The models of evolution that are being used in evolutionary and swarm intelligence algorithms are becoming increasingly complex. Hence, this work proposed a symbiotic multi-swarm coevolution optimization model named PS2O. The model has been instantiated as four novel multi-species optimizers, which extends the dynamics of the canonical PSO algorithm by adding a significant ingredient that takes into account four different symbiotic coevolution mechanisms respectively.
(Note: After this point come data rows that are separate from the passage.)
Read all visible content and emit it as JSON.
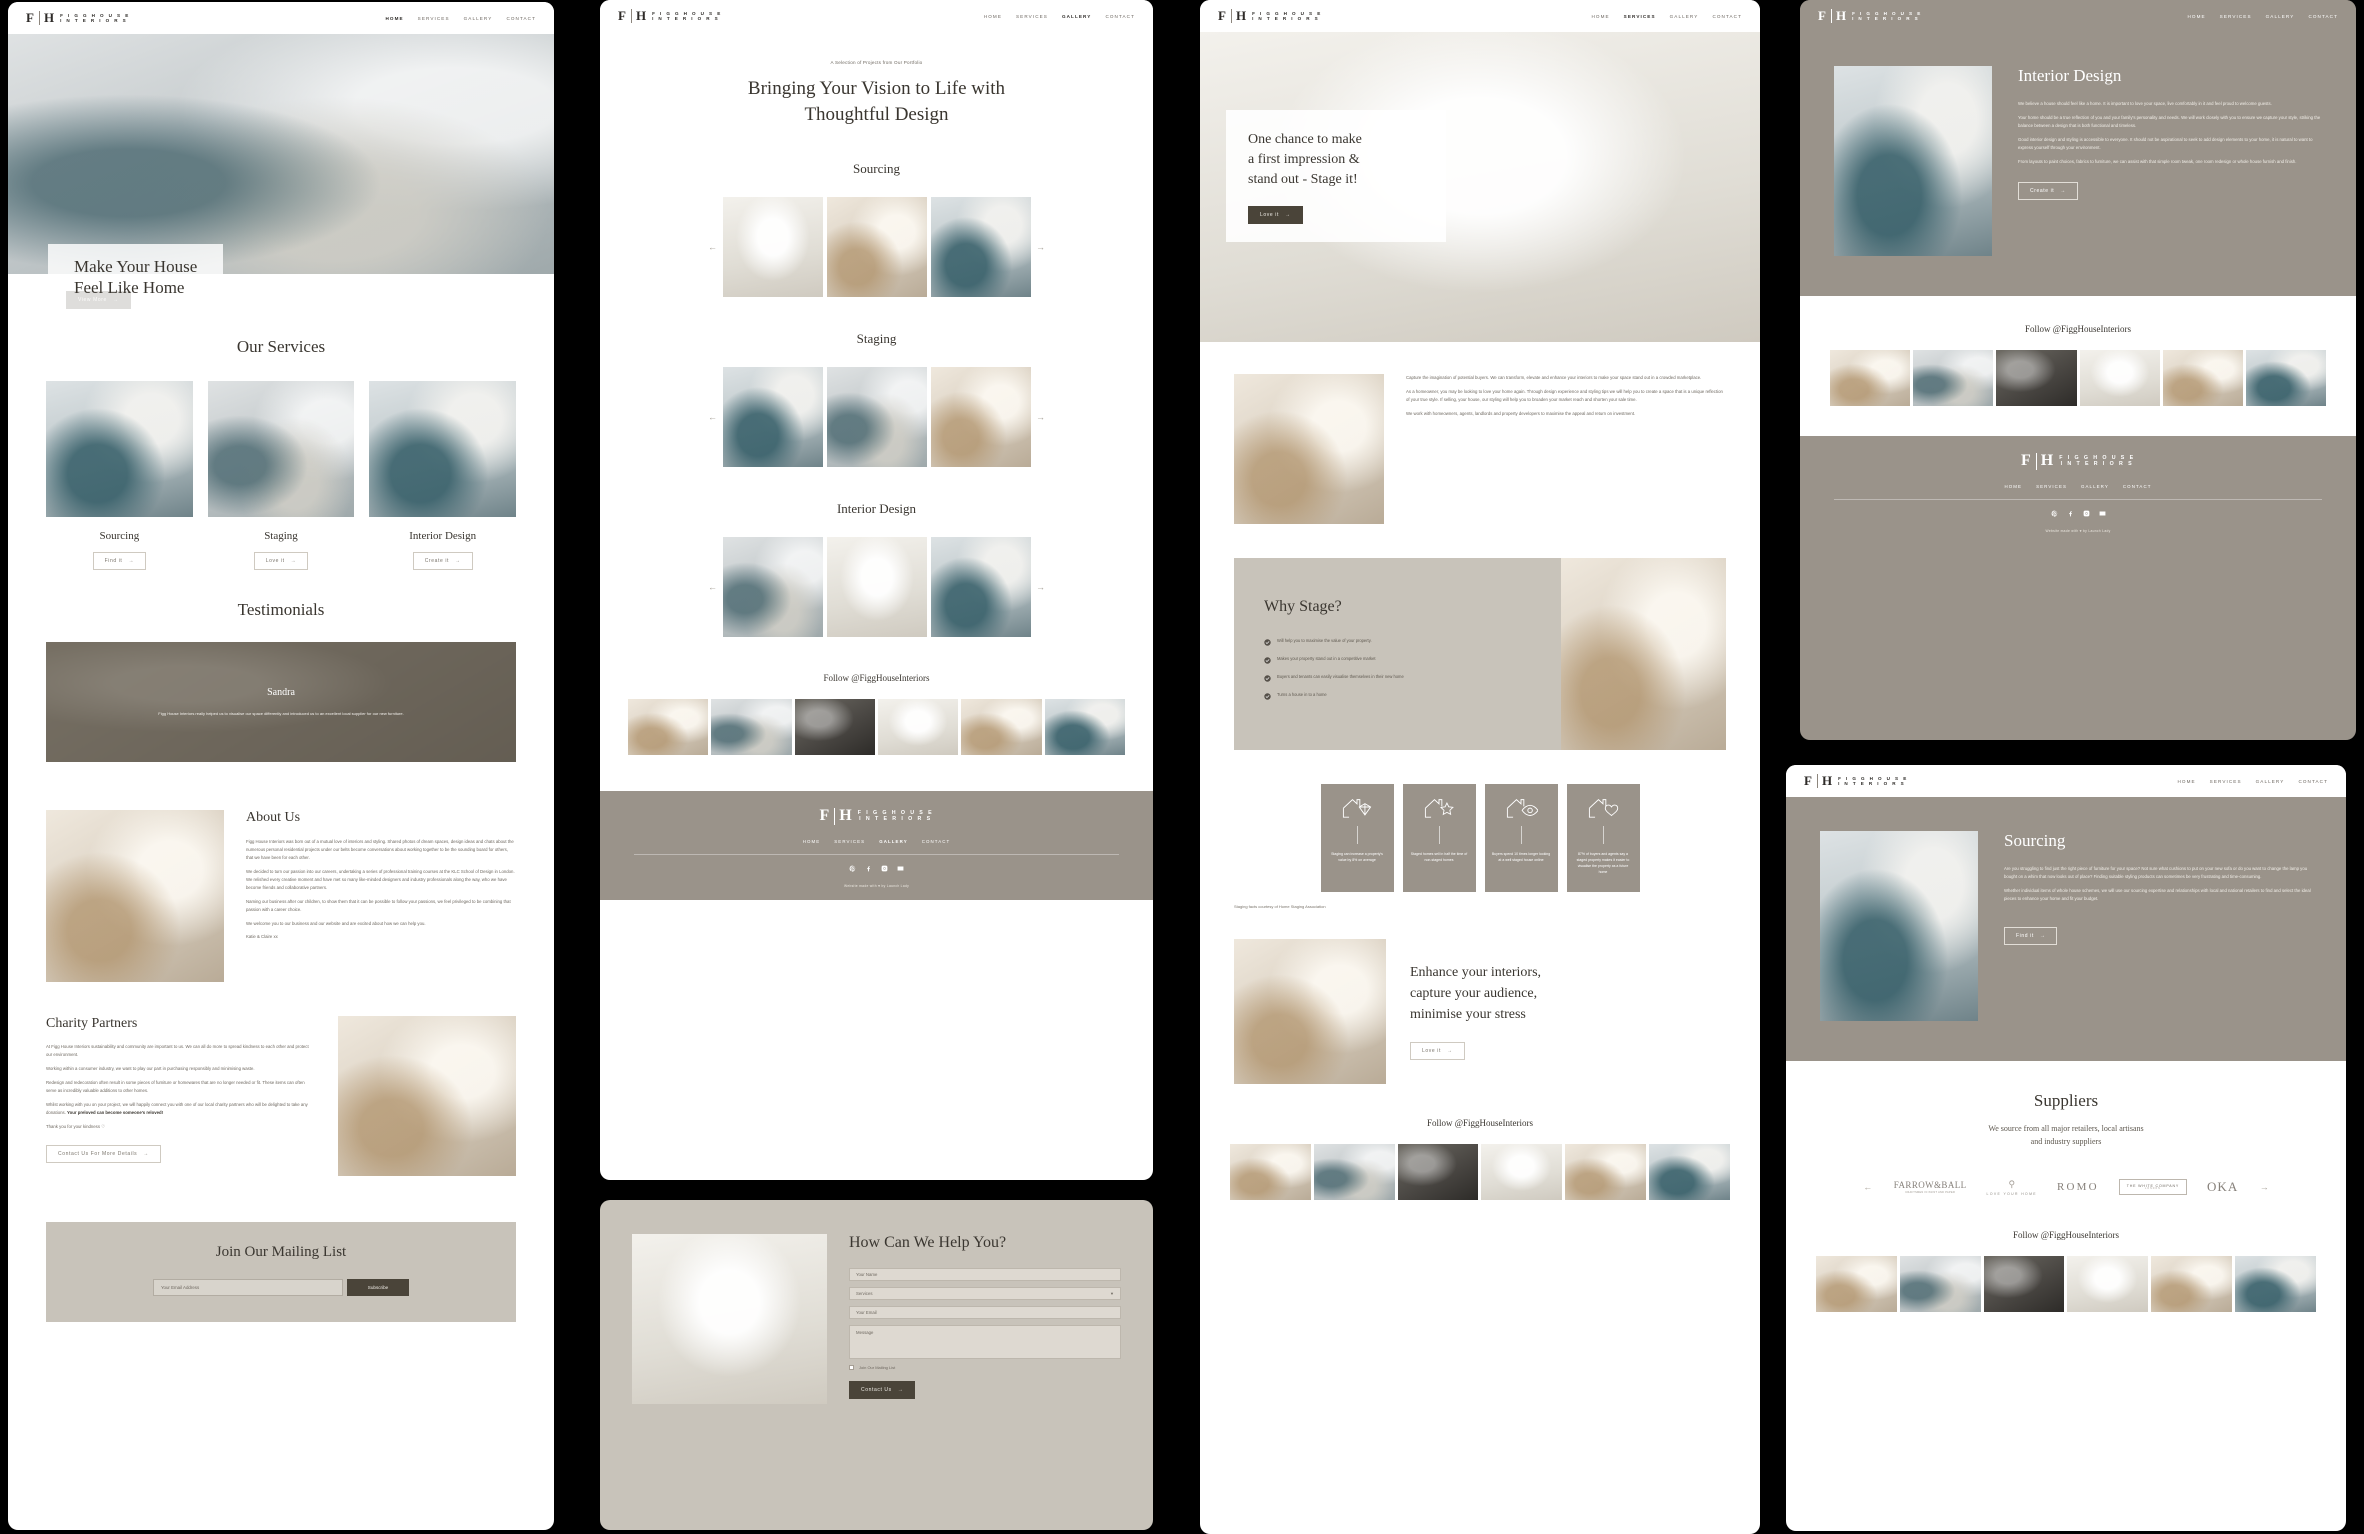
{
  "brand": {
    "mark_f": "F",
    "mark_h": "H",
    "word1": "F I G G   H O U S E",
    "word2": "I N T E R I O R S"
  },
  "nav": {
    "items": [
      "HOME",
      "SERVICES",
      "GALLERY",
      "CONTACT"
    ]
  },
  "colors": {
    "accent": "#4a4439",
    "warm_grey": "#9a938a",
    "text": "#3a3630",
    "muted": "#6e6860"
  },
  "home": {
    "nav_active": "HOME",
    "hero": {
      "line1": "Make Your House",
      "line2": "Feel Like Home",
      "cta": "View More"
    },
    "services": {
      "title": "Our Services",
      "items": [
        {
          "name": "Sourcing",
          "cta": "Find it"
        },
        {
          "name": "Staging",
          "cta": "Love it"
        },
        {
          "name": "Interior Design",
          "cta": "Create it"
        }
      ]
    },
    "testimonials": {
      "title": "Testimonials",
      "author": "Sandra",
      "quote": "Figg House Interiors really helped us to visualise our space differently and introduced us to an excellent local supplier for our new furniture."
    },
    "about": {
      "title": "About Us",
      "paragraphs": [
        "Figg House Interiors was born out of a mutual love of interiors and styling. Shared photos of dream spaces, design ideas and chats about the numerous personal residential projects under our belts become conversations about working together to be the sounding board for others, that we have been for each other.",
        "We decided to turn our passion into our careers, undertaking a series of professional training courses at the KLC School of Design in London. We relished every creative moment and have met so many like-minded designers and industry professionals along the way, who we have become friends and collaborative partners.",
        "Naming our business after our children, to show them that it can be possible to follow your passions, we feel privileged to be combining that passion with a career choice.",
        "We welcome you to our business and our website and are excited about how we can help you."
      ],
      "signature": "Katie & Claire xx"
    },
    "charity": {
      "title": "Charity Partners",
      "paragraphs": [
        "At Figg House Interiors sustainability and community are important to us.  We can all do more to spread kindness to each other and protect our environment.",
        "Working within a consumer industry, we want to play our part in purchasing responsibly and minimising waste.",
        "Redesign and redecoration often result in some pieces of furniture or homewares that are no longer needed or fit.  These items can often serve as incredibly valuable additions to other homes.",
        "Whilst working with you on your project, we will happily connect you with one of our local charity partners who will be delighted to take any donations."
      ],
      "highlight": "Your preloved can become someone's reloved!",
      "thanks": "Thank you for your kindness ♡",
      "cta": "Contact Us For More Details"
    },
    "mailing": {
      "title": "Join Our Mailing List",
      "placeholder": "Your Email Address",
      "cta": "Subscribe"
    }
  },
  "gallery": {
    "nav_active": "GALLERY",
    "eyebrow": "A Selection of Projects from Our Portfolio",
    "title_line1": "Bringing Your Vision to Life with",
    "title_line2": "Thoughtful Design",
    "sections": [
      "Sourcing",
      "Staging",
      "Interior Design"
    ],
    "insta_title": "Follow @FiggHouseInteriors"
  },
  "staging": {
    "nav_active": "SERVICES",
    "hero": {
      "line1": "One chance to make",
      "line2": "a first impression &",
      "line3": "stand out - Stage it!",
      "cta": "Love it"
    },
    "intro": [
      "Capture the imagination of potential buyers.  We can transform, elevate and enhance your interiors to make your space stand out in a crowded marketplace.",
      "As a homeowner, you may be looking to love your home again.  Through design experience and styling tips we will help you to create a space that is a unique reflection of your true style.  If selling, your house, our styling will help you to broaden your market reach and shorten your sale time.",
      "We work with homeowners, agents, landlords and property developers to maximise the appeal and return on investment."
    ],
    "why": {
      "title": "Why Stage?",
      "points": [
        "Will help you to maximise the value of your property.",
        "Makes your property stand out in a competitive market",
        "Buyers and tenants can easily visualise themselves in their new home",
        "Turns a house in to a home"
      ]
    },
    "facts": [
      {
        "icon": "diamond-icon",
        "text": "Staging can increase a property's value by 8% on average"
      },
      {
        "icon": "star-icon",
        "text": "Staged homes sell in half the time of non-staged homes"
      },
      {
        "icon": "eye-icon",
        "text": "Buyers spend 10 times longer looking at a well staged house online"
      },
      {
        "icon": "heart-icon",
        "text": "87% of buyers and agents say a staged property makes it easier to visualise the property as a future home"
      }
    ],
    "facts_credit": "Staging facts courtesy of Home Staging Association",
    "enhance": {
      "line1": "Enhance your interiors,",
      "line2": "capture your audience,",
      "line3": "minimise your stress",
      "cta": "Love it"
    },
    "insta_title": "Follow @FiggHouseInteriors"
  },
  "interior_design": {
    "nav_active": "SERVICES",
    "title": "Interior Design",
    "paragraphs": [
      "We believe a house should feel like a home.  It is important to love your space, live comfortably in it and feel proud to welcome guests.",
      "Your home should be a true reflection of you and your family's personality and needs. We will work closely with you to ensure we capture your style, striking the balance between a design that is both functional and timeless.",
      "Good interior design and styling is accessible to everyone.  It should not be aspirational to seek to add design elements to your home, it is natural to want to express yourself through your environment.",
      "From layouts to paint choices, fabrics to furniture, we can assist with that simple room tweak, one room redesign or whole house furnish and finish."
    ],
    "cta": "Create it",
    "insta_title": "Follow @FiggHouseInteriors",
    "footer_credit": "Website made with ♥ by Launch Lady"
  },
  "sourcing": {
    "nav_active": "SERVICES",
    "title": "Sourcing",
    "paragraphs": [
      "Are you struggling to find just the right piece of furniture for your space?  Not sure what cushions to put on your new sofa or do you want to change the lamp you bought on a whim that now looks out of place?  Finding suitable styling products can sometimes be very frustrating and time-consuming.",
      "Whether individual items of whole house schemes, we will use our sourcing expertise and relationships with local and national retailers to find and select the ideal pieces to enhance your home and fit your budget."
    ],
    "cta": "Find it",
    "suppliers": {
      "title": "Suppliers",
      "subtitle_line1": "We source from all major retailers, local artisans",
      "subtitle_line2": "and industry suppliers",
      "logos": [
        "FARROW&BALL",
        "LOVE YOUR HOME",
        "ROMO",
        "THE WHITE COMPANY",
        "OKA"
      ],
      "farrow_sub": "CRAFTSMEN IN PAINT AND PAPER",
      "white_sub": "LONDON"
    },
    "insta_title": "Follow @FiggHouseInteriors"
  },
  "contact": {
    "title": "How Can We Help You?",
    "fields": {
      "name": "Your Name",
      "service": "Services",
      "email": "Your Email",
      "message": "Message"
    },
    "checkbox": "Join Our Mailing List",
    "cta": "Contact Us"
  }
}
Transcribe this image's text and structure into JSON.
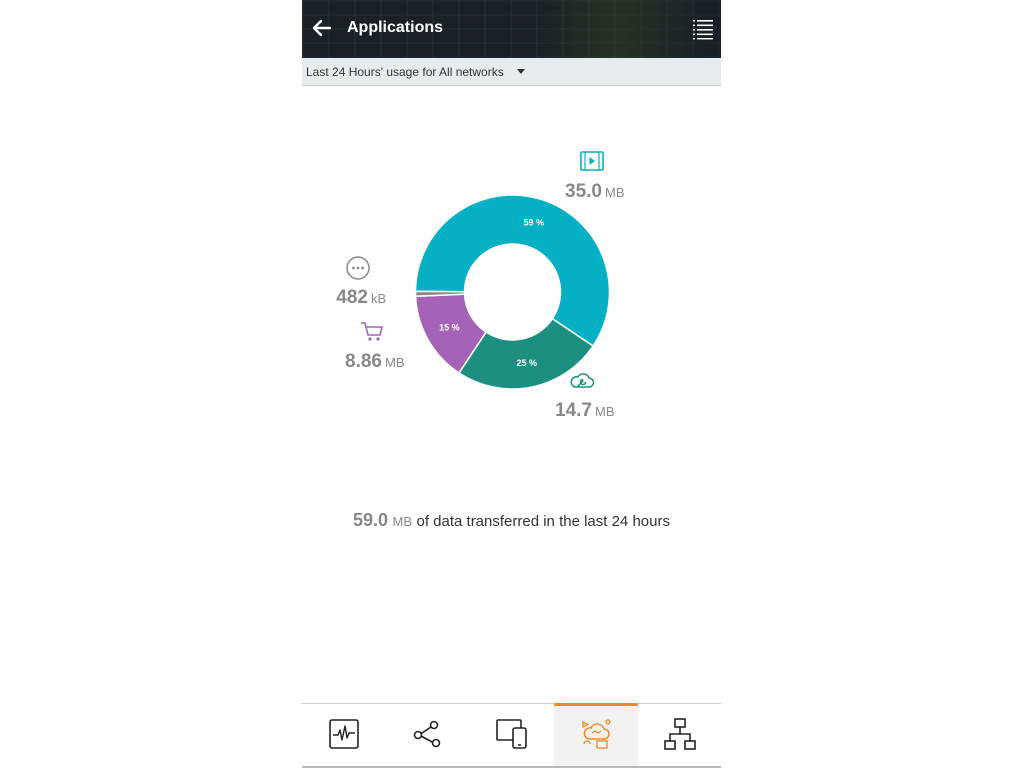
{
  "header": {
    "title": "Applications",
    "back_icon": "arrow-left-icon",
    "menu_icon": "list-icon"
  },
  "filter": {
    "label": "Last 24 Hours' usage for All networks"
  },
  "chart_data": {
    "type": "pie",
    "donut": true,
    "slices": [
      {
        "category": "streaming",
        "icon": "video-icon",
        "percent_label": "59 %",
        "value": "35.0",
        "unit": "MB",
        "color": "#06b0c4",
        "fraction": 0.593
      },
      {
        "category": "cloud-utility",
        "icon": "cloud-wrench-icon",
        "percent_label": "25 %",
        "value": "14.7",
        "unit": "MB",
        "color": "#1b8f82",
        "fraction": 0.249
      },
      {
        "category": "shopping",
        "icon": "cart-icon",
        "percent_label": "15 %",
        "value": "8.86",
        "unit": "MB",
        "color": "#a563b8",
        "fraction": 0.15
      },
      {
        "category": "other",
        "icon": "more-icon",
        "percent_label": "",
        "value": "482",
        "unit": "kB",
        "color": "#888888",
        "fraction": 0.008
      }
    ]
  },
  "summary": {
    "value": "59.0",
    "unit": "MB",
    "text": "of data transferred in the last 24 hours"
  },
  "nav": {
    "items": [
      {
        "name": "activity-icon",
        "active": false
      },
      {
        "name": "network-nodes-icon",
        "active": false
      },
      {
        "name": "devices-icon",
        "active": false
      },
      {
        "name": "applications-icon",
        "active": true
      },
      {
        "name": "topology-icon",
        "active": false
      }
    ],
    "accent": "#f28a22"
  }
}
A set of 5 benchmark functions including unimodal, multimodal, and discrete cases have been used to test the proposed PS2O algorithms in comparison with the canonical PSO. The simulation results show that, for all benchmark functions, the PS2O variants reach remarkably better fitness values than PSO. We also simulated the coevolution process of symbiotic species’ diversity in our model. The results capture some important aspects of the dynamics of biological coevolution that some evolutionary biologists believe takes place in nature. PS2O is then employed to solve the real-world RNP problem on two different-scale instances, namely Cd100 and Rd500. The simulation studies show that the PS2O remarkably outperforms other algorithms.